Some argue, correctly, that affluent countries should spend a lot on health care. After all, what do you do with your affluence other than try to have the healthiest life possible? What's interesting is if you compare all the OECD [Organization for Economic Co-operation and Development] countries, there's a direct relationship between the wealth of the country as defined by average income and the percentage of GDP spent on health care. The United States is the outlier, spending far more on health care than our relative affluence would predict. And, it's real clear, by a lot of analyses, that we're not getting our money's worth.

5. Are there lessons for health policy from the presidential election?

I'm impressed by the huge gulf between what health policy gurus talk about and what matters to real citizens. So, for example, there's just been a proliferation of studies documenting that the quality of care is fairly mediocre. The Institute of Medicine and landmark articles have documented that and prescribed a major reform to address poor quality. Yet, we just heard both presidential candidates asserting that America has the best health care in the world.

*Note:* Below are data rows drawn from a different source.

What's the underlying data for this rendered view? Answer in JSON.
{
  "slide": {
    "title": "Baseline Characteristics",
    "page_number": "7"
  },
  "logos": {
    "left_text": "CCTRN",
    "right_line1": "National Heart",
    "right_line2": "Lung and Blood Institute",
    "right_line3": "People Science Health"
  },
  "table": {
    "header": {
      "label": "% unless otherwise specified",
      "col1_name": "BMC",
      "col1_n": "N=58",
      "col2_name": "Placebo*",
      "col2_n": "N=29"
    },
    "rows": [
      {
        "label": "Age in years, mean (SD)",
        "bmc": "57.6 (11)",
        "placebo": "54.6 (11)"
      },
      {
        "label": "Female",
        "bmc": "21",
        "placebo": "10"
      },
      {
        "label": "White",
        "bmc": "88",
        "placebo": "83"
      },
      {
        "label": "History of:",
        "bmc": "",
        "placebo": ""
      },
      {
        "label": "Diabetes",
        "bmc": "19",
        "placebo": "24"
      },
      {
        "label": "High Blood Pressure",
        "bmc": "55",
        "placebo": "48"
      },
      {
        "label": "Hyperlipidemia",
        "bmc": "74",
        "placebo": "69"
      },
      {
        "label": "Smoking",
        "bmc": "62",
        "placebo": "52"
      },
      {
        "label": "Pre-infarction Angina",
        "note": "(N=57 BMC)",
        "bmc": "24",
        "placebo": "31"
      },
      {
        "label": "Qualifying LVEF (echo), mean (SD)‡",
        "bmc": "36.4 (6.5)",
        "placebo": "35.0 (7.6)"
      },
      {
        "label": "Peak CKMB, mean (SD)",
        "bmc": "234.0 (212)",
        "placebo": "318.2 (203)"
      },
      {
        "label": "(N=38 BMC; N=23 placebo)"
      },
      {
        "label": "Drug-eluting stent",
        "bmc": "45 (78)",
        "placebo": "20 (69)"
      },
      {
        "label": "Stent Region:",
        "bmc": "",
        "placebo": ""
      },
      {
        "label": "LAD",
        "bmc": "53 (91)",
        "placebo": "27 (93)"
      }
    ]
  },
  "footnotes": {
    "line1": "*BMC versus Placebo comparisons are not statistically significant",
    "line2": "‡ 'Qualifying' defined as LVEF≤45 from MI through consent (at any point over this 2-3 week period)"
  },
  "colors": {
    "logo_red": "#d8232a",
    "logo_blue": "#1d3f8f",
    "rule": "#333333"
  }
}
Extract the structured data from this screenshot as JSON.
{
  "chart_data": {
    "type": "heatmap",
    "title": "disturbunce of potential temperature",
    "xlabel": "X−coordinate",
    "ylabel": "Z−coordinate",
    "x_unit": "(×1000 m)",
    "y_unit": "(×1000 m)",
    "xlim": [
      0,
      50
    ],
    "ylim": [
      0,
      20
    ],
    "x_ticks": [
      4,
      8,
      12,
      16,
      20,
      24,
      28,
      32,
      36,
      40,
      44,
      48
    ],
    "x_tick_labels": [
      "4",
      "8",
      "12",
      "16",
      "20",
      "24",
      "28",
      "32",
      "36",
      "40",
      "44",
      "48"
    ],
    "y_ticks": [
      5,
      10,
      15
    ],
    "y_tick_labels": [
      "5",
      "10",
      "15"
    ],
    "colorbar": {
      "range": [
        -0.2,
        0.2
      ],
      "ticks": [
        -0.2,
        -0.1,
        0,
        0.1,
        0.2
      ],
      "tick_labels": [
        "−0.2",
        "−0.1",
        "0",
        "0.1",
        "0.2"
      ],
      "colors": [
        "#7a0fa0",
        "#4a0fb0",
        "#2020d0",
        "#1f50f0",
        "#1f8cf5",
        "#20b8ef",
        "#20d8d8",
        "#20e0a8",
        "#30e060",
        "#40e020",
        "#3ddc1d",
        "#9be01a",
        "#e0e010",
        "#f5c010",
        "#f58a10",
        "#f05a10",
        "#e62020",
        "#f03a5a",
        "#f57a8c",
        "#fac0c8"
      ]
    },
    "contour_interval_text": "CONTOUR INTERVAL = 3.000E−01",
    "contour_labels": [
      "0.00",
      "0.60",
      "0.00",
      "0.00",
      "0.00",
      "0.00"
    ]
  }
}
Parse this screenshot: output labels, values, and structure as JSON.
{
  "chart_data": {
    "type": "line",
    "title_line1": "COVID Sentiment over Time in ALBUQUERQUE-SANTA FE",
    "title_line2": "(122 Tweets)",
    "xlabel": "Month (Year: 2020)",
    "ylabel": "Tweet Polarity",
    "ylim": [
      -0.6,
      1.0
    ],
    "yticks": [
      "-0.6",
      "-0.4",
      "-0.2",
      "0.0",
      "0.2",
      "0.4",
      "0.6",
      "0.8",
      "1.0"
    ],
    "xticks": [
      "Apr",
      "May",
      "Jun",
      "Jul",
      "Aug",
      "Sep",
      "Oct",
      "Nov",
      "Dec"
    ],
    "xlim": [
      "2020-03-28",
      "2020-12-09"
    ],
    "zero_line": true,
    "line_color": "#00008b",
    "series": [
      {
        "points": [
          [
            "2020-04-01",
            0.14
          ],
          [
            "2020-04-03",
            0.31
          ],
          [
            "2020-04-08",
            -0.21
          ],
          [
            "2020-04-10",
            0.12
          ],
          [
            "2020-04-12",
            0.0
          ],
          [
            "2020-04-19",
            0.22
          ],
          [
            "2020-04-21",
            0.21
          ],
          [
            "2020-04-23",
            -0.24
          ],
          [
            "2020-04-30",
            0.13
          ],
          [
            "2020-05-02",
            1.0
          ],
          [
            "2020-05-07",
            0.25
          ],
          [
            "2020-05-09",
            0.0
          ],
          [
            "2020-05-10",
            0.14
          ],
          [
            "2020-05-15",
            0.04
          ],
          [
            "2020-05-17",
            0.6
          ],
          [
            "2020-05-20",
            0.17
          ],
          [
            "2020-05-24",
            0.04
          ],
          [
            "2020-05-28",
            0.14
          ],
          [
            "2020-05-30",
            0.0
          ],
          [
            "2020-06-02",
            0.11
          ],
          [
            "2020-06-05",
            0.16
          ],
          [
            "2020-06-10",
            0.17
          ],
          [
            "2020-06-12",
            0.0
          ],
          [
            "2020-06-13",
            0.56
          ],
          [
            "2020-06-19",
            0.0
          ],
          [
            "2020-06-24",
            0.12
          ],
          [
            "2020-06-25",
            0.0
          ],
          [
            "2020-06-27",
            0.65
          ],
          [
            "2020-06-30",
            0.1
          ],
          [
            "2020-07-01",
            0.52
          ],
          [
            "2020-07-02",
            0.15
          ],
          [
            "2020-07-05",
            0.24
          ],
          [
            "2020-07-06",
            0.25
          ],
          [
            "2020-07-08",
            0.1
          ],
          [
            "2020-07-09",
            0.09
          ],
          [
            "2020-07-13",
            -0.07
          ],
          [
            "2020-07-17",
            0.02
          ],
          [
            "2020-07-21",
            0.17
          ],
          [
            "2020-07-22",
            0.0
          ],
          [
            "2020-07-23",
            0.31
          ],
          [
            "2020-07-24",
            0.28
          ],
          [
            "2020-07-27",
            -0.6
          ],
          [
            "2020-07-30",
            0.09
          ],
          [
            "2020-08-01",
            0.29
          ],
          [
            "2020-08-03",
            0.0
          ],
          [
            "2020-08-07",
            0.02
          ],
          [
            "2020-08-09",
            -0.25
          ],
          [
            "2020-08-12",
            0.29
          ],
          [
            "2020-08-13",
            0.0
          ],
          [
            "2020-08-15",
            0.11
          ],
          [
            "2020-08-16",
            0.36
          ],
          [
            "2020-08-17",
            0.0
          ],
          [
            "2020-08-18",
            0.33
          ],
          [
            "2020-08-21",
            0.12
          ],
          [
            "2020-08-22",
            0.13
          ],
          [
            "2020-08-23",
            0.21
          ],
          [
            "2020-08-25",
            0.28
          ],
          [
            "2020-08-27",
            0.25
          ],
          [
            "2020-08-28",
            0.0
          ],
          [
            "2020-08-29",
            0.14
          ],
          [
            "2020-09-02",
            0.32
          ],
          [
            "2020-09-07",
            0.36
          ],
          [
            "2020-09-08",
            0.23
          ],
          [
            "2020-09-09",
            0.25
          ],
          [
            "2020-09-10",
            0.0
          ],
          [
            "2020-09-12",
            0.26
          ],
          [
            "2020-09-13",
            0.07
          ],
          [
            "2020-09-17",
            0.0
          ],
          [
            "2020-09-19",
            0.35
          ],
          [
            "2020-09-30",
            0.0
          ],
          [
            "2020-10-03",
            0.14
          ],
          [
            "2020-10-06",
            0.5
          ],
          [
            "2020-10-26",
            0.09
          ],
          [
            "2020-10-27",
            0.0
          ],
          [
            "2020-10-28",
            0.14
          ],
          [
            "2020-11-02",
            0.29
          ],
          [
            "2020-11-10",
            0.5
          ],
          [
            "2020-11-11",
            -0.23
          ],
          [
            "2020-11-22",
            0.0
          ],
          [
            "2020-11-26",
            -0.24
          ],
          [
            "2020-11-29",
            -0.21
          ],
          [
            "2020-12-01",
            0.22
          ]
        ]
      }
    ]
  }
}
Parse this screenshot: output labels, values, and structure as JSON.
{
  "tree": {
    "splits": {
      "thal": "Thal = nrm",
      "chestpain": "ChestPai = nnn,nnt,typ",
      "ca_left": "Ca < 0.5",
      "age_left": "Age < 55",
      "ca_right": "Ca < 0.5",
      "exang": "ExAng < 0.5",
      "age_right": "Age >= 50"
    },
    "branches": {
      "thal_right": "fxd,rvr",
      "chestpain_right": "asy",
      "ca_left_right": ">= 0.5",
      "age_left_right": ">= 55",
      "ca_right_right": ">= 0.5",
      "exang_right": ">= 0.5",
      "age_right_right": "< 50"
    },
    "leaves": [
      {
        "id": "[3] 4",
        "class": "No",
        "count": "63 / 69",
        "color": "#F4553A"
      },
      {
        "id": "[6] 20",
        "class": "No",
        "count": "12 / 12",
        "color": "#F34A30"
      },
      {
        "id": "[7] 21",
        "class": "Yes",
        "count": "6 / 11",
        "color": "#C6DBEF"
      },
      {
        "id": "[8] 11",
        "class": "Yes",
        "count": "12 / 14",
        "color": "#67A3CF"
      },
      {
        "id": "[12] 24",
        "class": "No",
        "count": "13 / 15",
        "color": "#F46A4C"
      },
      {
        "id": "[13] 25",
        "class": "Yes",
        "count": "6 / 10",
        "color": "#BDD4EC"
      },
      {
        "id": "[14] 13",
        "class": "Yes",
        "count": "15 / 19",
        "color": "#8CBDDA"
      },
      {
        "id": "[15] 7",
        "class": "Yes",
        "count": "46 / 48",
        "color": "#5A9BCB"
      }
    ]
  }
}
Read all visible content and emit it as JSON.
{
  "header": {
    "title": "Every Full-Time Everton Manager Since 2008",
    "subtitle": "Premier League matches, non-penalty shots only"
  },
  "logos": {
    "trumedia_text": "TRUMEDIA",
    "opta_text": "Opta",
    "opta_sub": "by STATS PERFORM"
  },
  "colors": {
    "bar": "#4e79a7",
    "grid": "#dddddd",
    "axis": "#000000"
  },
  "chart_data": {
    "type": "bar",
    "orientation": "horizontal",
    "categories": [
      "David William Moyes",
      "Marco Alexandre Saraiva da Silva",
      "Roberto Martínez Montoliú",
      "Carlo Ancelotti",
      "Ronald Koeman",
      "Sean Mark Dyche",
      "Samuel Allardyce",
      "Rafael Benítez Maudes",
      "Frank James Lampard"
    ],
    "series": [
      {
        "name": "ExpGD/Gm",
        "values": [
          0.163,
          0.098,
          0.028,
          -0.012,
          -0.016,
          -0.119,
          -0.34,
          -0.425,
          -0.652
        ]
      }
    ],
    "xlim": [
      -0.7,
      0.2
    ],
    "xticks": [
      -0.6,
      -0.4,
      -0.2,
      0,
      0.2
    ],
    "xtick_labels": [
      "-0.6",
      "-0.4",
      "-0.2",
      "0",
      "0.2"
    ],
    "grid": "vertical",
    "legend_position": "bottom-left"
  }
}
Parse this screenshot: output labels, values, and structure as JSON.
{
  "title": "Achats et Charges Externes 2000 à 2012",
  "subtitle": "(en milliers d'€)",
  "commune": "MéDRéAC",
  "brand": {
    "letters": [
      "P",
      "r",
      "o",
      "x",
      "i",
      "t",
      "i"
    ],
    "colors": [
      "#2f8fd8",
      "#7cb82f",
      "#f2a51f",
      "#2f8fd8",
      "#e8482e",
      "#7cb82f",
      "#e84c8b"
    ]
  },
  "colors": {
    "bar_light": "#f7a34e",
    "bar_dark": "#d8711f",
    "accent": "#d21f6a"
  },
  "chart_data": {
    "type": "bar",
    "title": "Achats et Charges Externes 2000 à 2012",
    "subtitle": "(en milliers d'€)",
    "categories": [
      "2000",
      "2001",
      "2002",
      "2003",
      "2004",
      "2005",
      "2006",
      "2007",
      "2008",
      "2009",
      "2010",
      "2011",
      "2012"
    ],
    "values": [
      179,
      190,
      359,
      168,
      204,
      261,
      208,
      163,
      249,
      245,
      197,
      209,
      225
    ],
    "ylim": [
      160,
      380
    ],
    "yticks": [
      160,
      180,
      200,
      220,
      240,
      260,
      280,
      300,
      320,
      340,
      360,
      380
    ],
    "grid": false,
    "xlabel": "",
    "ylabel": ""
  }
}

We don't. And, in fact, even the best health care in America may not be the best in the world. People are too easily misled, especially about very complicated, data-driven evidence around health care policy. This election proved again that there is a real need for health care researchers and policy makers—with journalists—to take more responsibility for making sure that the data—the evidence about health care—is not misused. And this goes beyond just presidential elections.